Abstract iCD8α cells are a population of innate immune cells present in the intestinal intraepithelial lymphocyte (IEL) compartment, characterized by the expression of CD8αα. We have shown that iCD8α cells play a critical role during immune responses in the intestinal mucosa, however, little is known about the role of iCD8α cells during inflammatory processes of the intestines.
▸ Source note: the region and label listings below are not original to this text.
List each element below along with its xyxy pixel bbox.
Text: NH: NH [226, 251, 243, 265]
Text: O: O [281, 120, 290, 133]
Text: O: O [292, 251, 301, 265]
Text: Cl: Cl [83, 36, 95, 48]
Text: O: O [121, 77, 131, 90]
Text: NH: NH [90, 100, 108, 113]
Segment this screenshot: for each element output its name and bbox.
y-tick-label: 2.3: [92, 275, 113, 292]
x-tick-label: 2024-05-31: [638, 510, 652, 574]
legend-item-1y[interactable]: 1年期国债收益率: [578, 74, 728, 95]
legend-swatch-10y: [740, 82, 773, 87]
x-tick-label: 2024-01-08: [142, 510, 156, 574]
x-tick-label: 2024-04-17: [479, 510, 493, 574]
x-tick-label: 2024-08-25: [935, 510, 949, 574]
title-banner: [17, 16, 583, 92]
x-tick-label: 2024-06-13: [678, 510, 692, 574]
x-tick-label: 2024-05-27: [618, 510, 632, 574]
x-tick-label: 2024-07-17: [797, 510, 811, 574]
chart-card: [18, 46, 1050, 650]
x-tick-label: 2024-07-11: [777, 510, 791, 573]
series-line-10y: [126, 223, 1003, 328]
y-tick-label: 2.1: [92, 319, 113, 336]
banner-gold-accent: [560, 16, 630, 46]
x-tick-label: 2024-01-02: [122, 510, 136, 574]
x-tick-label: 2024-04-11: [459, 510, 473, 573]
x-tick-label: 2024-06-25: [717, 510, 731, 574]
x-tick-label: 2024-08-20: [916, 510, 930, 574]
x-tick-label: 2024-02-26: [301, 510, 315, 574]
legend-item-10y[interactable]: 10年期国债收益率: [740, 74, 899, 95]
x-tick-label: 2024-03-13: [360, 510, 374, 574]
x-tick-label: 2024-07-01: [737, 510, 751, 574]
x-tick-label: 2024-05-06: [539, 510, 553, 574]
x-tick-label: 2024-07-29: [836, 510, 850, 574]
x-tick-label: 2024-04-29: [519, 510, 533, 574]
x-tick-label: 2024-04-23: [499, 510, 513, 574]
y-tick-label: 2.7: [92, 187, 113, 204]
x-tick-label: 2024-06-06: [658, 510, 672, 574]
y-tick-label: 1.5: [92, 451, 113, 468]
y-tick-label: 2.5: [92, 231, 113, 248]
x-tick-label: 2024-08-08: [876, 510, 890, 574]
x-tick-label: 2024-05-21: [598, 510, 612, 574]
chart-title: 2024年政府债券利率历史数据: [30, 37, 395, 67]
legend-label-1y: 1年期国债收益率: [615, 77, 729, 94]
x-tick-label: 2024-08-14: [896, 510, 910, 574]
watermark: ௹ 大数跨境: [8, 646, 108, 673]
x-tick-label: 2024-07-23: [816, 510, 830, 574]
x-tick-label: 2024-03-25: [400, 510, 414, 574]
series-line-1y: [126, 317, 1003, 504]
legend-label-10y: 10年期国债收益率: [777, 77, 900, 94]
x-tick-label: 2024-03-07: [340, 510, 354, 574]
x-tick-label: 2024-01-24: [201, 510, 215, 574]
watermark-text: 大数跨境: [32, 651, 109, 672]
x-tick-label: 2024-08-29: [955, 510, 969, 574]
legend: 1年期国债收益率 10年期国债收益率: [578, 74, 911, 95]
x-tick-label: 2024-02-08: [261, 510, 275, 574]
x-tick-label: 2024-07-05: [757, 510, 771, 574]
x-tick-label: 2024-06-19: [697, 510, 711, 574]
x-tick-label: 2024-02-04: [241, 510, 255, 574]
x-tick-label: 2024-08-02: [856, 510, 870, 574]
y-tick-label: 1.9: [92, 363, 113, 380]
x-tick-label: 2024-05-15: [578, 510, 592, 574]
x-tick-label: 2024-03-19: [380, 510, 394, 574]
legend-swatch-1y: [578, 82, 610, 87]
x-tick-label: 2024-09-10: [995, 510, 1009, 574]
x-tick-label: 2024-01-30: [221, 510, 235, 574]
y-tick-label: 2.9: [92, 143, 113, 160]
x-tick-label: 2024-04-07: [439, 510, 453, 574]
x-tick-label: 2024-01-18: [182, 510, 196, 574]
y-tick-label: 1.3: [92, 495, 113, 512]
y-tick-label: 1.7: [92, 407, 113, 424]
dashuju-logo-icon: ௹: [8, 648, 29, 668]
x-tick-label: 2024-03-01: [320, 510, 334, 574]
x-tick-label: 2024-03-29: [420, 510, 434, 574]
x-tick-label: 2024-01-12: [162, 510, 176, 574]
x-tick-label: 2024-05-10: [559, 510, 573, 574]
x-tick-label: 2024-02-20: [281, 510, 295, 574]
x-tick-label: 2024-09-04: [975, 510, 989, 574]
The thymus leukemia (TL) antigen is predominantly expressed by intestinal epithelial cells and preferentially interacts with CD8aa. We have shown that CD8αα+ IEL from TL-deficient mice have increased cytokine production and proliferation, indicating that TL controls CD8αα+ IEL effector functions. Rag-deficient mice facilitate the study of innate immune cells, and are an excellent model for the study of iCD8α cells because these cells are the only CD8αα+ IEL present in these mice. Here we present evidence showing that TL regulates the functions of iCD8α cells. Using the anti-CD40 antibody model of colitis, we show that TL−/−Rag-2−/− mice lose more weight, have higher mortality, have more colon damage, and present higher levels of pro-inflammatory cytokines (IFN-γ, IL-6 and OPN) than colons from Rag-2−/− mice. Interestingly, we show that colons and iCD8α cells from TL-deficient mice produce more granzyme than colons or iCD8α cells from TL-competent mice. Moreover, stimulation of iCD8α cells with the pro-inflammatory cytokine IL-12 in vitro induces granzyme secretion. Therefore, we propose that the increased colon inflammation observed in TL-deficient mice is due to: a) dysregulation of iCD8α cells by the lack of TL, and b) increased granzyme secretion by iCD8α cells which may serve as a pro-inflammatory signal.